Lewat jalinan adegan yang ditampilkan, kita jadi bisa mengetahui sejarah, serta memahami emosi pada masing-masing karakter, sehingga nyaris tak ada tanda tanya yang muncul di benak penonton tentang latar hidupnya tersebut.
Beda dengan "How Are You, Really?". Durasi yang ditampilkan film ini terbilang sangat pendek, sekitar 60 menit, sehingga sejarah hidup tiap-tiap karakternya tidak cukup terekspose dengan maksimal.
Kita cuma bisa mengetahui cerita masa lalunya lewat cuplikan adegan yang sangat singkat, sehingga hal itu masih menyisakan pertanyaan yang tidak sempat terjawab:
Mengapa Mirah menikah dengan suaminya? Apakah selama mereka berpacaran, Mirah tidak "mencium" gelagat bahwa suaminya adalah tipe peselingkuh atau "playboy"? Juga soal Rendra, jika memang ia memihak dan menyayangi ibunya, mengapa selama bertahun-tahun, ia enggan mengangkat telepon dan menolak berbicara dengan ibu-nya yang jelas-jelas "nrima" diduakan? Sederet pertanyaan itulah yang membikin jalan cerita film ini serbatanggung.
Meski begitu, film ini menyisipkan sebuah "muatan lokal" yang menarik dibahas, yakni sikap "Nrima". "Nrima" adalah falsafah Jawa yang membumi. Sesuai namanya, falsafah ini ditandai dengan sikap lapang dada dalam menghadapi segala macam kejadian (terutama yang buruk) yang dialami dalam hidup.
Sekilas sikap ini mirip dengan pasrah, tapi sejatinya "Nrima" lebih daripada itu. Sebab, orang bersikap "Nrima" biasanya iklas menerima semua yang terjadi, dan terus menjalani hidup sesudahnya dengan penuh keberanian.
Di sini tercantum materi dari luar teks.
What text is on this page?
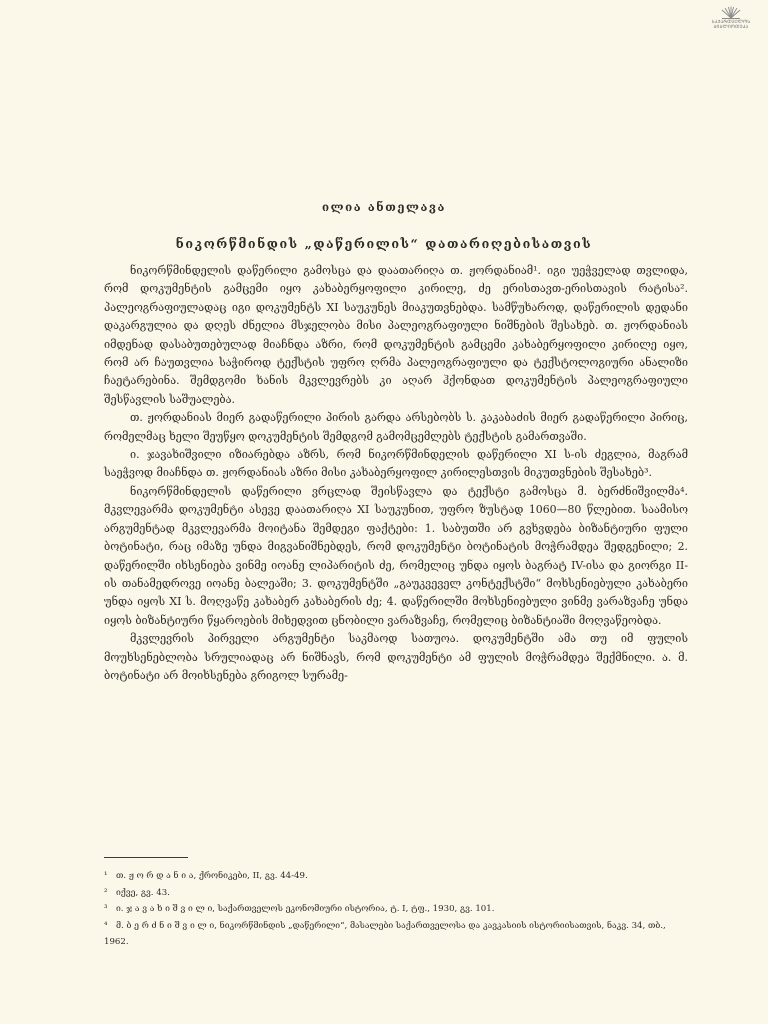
ᲡᲐᲥᲐᲠᲗᲕᲔᲚᲝᲡ
ᲑᲘᲑᲚᲘᲝᲗᲔᲙᲐ
ილია ანთელავა
ნიკორწმინდის „დაწერილის“ დათარიღებისათვის

ნიკორწმინდელის დაწერილი გამოსცა და დაათარიღა თ. ჟორდანიამ¹. იგი უეჭველად თვლიდა, რომ დოკუმენტის გამცემი იყო კახაბერყოფილი კირილე, ძე ერისთავთ-ერისთავის რატისა². პალეოგრაფიულადაც იგი დოკუმენტს XI საუკუნეს მიაკუთვნებდა. სამწუხაროდ, დაწერილის დედანი დაკარგულია და დღეს ძნელია მსჯელობა მისი პალეოგრაფიული ნიშნების შესახებ. თ. ჟორდანიას იმდენად დასაბუთებულად მიაჩნდა აზრი, რომ დოკუმენტის გამცემი კახაბერყოფილი კირილე იყო, რომ არ ჩაუთვლია საჭიროდ ტექსტის უფრო ღრმა პალეოგრაფიული და ტექსტოლოგიური ანალიზი ჩაეტარებინა. შემდგომი ხანის მკვლევრებს კი აღარ ჰქონდათ დოკუმენტის პალეოგრაფიული შესწავლის საშუალება.

თ. ჟორდანიას მიერ გადაწერილი პირის გარდა არსებობს ს. კაკაბაძის მიერ გადაწერილი პირიც, რომელმაც ხელი შეუწყო დოკუმენტის შემდგომ გამომცემლებს ტექსტის გამართვაში.

ი. ჯავახიშვილი იზიარებდა აზრს, რომ ნიკორწმინდელის დაწერილი XI ს-ის ძეგლია, მაგრამ საეჭვოდ მიაჩნდა თ. ჟორდანიას აზრი მისი კახაბერყოფილ კირილესთვის მიკუთვნების შესახებ³.

ნიკორწმინდელის დაწერილი ვრცლად შეისწავლა და ტექსტი გამოსცა მ. ბერძნიშვილმა⁴. მკვლევარმა დოკუმენტი ასევე დაათარიღა XI საუკუნით, უფრო ზუსტად 1060—80 წლებით. საამისო არგუმენტად მკვლევარმა მოიტანა შემდეგი ფაქტები: 1. საბუთში არ გვხვდება ბიზანტიური ფული ბოტინატი, რაც იმაზე უნდა მიგვანიშნებდეს, რომ დოკუმენტი ბოტინატის მოჭრამდეა შედგენილი; 2. დაწერილში იხსენიება ვინმე იოანე ლიპარიტის ძე, რომელიც უნდა იყოს ბაგრატ IV-ისა და გიორგი II-ის თანამედროვე იოანე ბალეაში; 3. დოკუმენტში „გაუკვეველ კონტექსტში“ მოხსენიებული კახაბერი უნდა იყოს XI ს. მოღვაწე კახაბერ კახაბერის ძე; 4. დაწერილში მოხსენიებული ვინმე ვარაზვაჩე უნდა იყოს ბიზანტიური წყაროების მიხედვით ცნობილი ვარაზვაჩე, რომელიც ბიზანტიაში მოღვაწეობდა.

მკვლევრის პირველი არგუმენტი საკმაოდ სათუოა. დოკუმენტში ამა თუ იმ ფულის მოუხსენებლობა სრულიადაც არ ნიშნავს, რომ დოკუმენტი ამ ფულის მოჭრამდეა შექმნილი. ა. მ. ბოტინატი არ მოიხსენება გრიგოლ სურამე-

¹ თ. ჟ ო რ დ ა ნ ი ა, ქრონიკები, II, გვ. 44-49.

² იქვე, გვ. 43.

³ ი. ჯ ა ვ ა ხ ი შ ვ ი ლ ი, საქართველოს ეკონომიური ისტორია, ტ. I, ტფ., 1930, გვ. 101.

⁴ მ. ბ ე რ ძ ნ ი შ ვ ი ლ ი, ნიკორწმინდის „დაწერილი“, მასალები საქართველოსა და კავკასიის ისტორიისათვის, ნაკვ. 34, თბ., 1962.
Sikap ini tampak dijiwai dengan baik oleh Jihane Almira. Latar belakangnya sebagai kontestan Puteri Indonesia dari Jawa Tengah membuatnya mampu memahami dan meresapi sikap "Nrima" tersebut.
Jelas tidak mudah memang mengekspresikan sikap "Nrima" di luar, sementara di dalam dirinya, hatinya seperti tercabik. Namun, jihane mampu menampilkan sosok wanita jawa yang mampu bersikap seolah semuanya baik-baik saja, padahal kenyataannya tidak baik-baik saja.
Hal menarik lain ialah stigma negatif atas tato. Agaknya stigma ini memang sukar dihapus. Maklum, tato masih saja diasosiasikan dengan berbagai hal yang berbau negatif. Lelaki yang bertato kerap dipersepsikan sebagai "orang jahat", sementara perempuan yang bertato sering dikesankan sebagai "cewek nakal".
Hal itulah yang membikin orang yang tubuhnya penuh tato seperti Rendra acapkali dituduh yang bukan-bukan. Contohnya, ia pernah dituduh mencuri hp milik kasir minimarket, padahal kenyataannya tidak demikian. Makanya tidak mudah jadi berbeda. Tidak gampang menjalani hidup sebagai Rendra.
Stigma inilah yang agaknya coba digerus oleh Sutradara Hanny Saputra. Menurut Hanny, orang membikin tato sesungguhnya sebagai wujud ekspresi diri, tidak ada sangkut-pautnya dengan hal negatif tertentu. Makanya, orang yang bertato belum tentu orang jahat, dan sebaliknya orang yang jahat belum tentu bertato.